The Providence Journal / Bloomberg - September 6, 2008
The Internal Revenue Service gave 45 companies, including Providence-based Textron Inc. as well as utilities and banks, an extra month to decide whether to settle disputes over their use of a leasing tax shelter ruled improper by several courts.
In exchange for terminating the transactions, known as lease-in, lease-out or sale-in, lease-out deals, the companies can keep 20 percent of their savings and the IRS will waive some penalties.
The settlement offer involves shelters such as the one used by Wachovia Corp., which an appeals court ruled against in April. The bank said the ruling would cost it $975 million in back taxes.
The tax agency, in an announcement on its Web site, said companies have 60 days to respond to an offer letter it began sending on Aug. 6. The extension from 30 days was granted “to provide taxpayers with sufficient time to evaluate the offer,” the Web site says.
Under the terms of the IRS’ offers, the companies must use their best efforts to terminate the transactions by Dec. 31. In some cases, the IRS will give taxpayers until Dec. 31, 2010, to unwind the deals.
Companies must agree to concede 80 percent of all deductions associated with the transactions for taxes due in years before 2008. In exchange, the IRS won’t tax certain income generated by the transactions for the same years.
An IRS release said the government won’t agree to settle any of a taxpayer’s shelter-related tax issues unless the bank or company accepts the settlement terms for all of its lease transactions.
Companies have been trying to decide whether to accept the settlement or take their chances in court, said Ralph Izzo, chief executive officer of one of the 45 targeted companies, Public Service Enterprise Group Inc., owner of New Jersey’s largest utility. The IRS has scored victories in federal courts against BB&T Corp., Fifth Third Bancorp and KeyCorp.
Izzo said at an investor conference that, in his company’s case, taking the settlement may exceed cash reserves it has set aside.
The settlement offer affects a “broad range of companies,” Shulman said last month. In addition to banks, companies such as Altria Group Inc., the largest U.S. tobacco company, and Textron, maker of Cessna aircraft, engaged in the transactions.
The tax shelters, known by the acronyms LILO and SILO, entail letting banks or other companies to buy subway cars or other public assets and lease them back to cities or transit authorities. The banks and companies claimed tax deductions, such as depreciation on the equipment.
The leasing arrangements provided revenue to cities, transit systems, airport authorities and other municipal services.
Promoters of the transactions, such as Brussels-based Dexia SA, told clients that the arrangements would let buyers save on taxes as the assets depreciated, although the companies wouldn’t own or operate the equipment or services. The IRS challenged the arrangements in court, saying the purchase-and-lease transactions were shams designed to produce tax deductions on assets that the banks and companies never truly owned.

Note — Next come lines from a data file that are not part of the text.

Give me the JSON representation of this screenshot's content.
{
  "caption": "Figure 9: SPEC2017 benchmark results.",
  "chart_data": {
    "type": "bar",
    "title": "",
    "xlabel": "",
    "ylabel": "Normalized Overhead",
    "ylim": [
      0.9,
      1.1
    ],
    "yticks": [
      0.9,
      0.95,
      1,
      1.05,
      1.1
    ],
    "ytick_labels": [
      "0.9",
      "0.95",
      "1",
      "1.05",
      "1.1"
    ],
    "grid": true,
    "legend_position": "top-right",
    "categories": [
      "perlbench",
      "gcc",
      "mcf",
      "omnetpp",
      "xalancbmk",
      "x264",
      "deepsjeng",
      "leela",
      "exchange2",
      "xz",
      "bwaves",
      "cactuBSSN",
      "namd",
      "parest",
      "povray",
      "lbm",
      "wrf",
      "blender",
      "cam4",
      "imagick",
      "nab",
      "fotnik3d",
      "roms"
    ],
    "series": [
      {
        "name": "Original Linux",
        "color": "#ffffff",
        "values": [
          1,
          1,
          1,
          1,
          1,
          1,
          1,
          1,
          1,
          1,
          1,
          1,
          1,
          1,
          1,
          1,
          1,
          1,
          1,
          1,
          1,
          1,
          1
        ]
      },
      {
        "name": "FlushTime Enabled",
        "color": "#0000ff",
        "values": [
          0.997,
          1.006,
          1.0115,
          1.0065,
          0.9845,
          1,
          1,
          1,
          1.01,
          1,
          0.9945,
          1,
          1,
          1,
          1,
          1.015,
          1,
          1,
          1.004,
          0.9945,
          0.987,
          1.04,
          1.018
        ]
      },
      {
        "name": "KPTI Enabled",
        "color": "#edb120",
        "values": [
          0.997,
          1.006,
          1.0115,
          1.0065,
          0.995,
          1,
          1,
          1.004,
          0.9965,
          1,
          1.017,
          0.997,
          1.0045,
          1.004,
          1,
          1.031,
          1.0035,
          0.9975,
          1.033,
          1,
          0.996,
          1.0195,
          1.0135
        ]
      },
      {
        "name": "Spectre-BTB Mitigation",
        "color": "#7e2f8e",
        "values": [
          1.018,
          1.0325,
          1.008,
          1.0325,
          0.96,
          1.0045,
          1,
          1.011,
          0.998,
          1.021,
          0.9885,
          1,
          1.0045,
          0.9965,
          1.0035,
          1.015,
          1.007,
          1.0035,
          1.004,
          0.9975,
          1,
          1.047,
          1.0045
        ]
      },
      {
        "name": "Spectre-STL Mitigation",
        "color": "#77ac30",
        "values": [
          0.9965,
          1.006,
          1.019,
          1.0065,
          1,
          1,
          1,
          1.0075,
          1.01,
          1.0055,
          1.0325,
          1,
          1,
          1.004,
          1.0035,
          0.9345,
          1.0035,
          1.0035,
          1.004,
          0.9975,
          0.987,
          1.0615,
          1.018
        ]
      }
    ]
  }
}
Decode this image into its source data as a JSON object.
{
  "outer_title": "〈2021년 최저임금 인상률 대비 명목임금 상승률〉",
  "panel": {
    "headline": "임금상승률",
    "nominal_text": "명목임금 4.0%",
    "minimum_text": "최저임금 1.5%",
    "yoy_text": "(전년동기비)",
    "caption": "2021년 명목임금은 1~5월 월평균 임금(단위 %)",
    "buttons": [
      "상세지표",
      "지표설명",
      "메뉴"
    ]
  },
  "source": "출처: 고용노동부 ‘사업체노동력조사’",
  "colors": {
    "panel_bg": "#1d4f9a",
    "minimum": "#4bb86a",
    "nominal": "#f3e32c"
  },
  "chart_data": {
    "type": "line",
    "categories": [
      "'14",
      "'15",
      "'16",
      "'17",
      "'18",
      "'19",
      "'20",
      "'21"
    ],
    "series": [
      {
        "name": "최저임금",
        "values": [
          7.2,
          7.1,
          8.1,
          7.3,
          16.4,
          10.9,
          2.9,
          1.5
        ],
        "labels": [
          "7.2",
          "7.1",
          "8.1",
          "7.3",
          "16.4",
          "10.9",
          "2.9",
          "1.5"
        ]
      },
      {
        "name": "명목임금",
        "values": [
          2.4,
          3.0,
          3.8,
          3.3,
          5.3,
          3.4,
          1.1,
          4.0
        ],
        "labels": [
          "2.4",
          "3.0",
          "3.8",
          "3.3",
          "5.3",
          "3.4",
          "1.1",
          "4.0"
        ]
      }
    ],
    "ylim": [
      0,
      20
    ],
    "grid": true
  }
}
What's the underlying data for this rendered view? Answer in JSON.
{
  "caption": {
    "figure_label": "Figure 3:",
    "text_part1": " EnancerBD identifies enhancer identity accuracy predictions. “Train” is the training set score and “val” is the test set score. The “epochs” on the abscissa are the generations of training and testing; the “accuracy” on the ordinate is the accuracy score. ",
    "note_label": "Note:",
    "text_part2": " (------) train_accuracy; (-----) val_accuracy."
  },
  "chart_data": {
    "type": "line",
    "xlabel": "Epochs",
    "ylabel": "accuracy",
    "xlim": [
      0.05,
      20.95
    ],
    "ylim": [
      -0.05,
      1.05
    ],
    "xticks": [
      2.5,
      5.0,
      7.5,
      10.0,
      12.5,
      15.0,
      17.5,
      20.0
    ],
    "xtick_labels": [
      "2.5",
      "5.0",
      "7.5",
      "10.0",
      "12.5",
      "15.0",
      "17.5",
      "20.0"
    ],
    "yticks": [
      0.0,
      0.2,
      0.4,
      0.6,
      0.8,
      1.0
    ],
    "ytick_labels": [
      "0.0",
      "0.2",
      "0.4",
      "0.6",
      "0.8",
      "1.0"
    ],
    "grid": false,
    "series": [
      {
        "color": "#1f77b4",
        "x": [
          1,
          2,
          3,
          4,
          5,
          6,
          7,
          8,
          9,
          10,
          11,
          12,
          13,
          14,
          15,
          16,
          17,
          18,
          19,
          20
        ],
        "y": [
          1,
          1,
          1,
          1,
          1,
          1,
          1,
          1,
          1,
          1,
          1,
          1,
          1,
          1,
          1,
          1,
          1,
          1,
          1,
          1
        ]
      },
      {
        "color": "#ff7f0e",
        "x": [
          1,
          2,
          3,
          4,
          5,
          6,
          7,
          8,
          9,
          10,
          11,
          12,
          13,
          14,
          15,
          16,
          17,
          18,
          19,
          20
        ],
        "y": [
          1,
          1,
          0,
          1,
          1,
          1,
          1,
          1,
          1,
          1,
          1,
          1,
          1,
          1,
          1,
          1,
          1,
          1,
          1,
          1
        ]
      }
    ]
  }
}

From 2001 to 2003, at least 16 U.S. companies bought transportation assets from cities through 35 leasing agreements. Other companies sought tax breaks by leasing municipal services, such as sewer lines in Germany and the Alamodome arena in San Antonio, as well as emergency 911 call centers in Chicago and air-traffic-control systems in Australia, Canada and France.
Shulman said about 1,000 separate transactions could be unwound as a result of the settlement.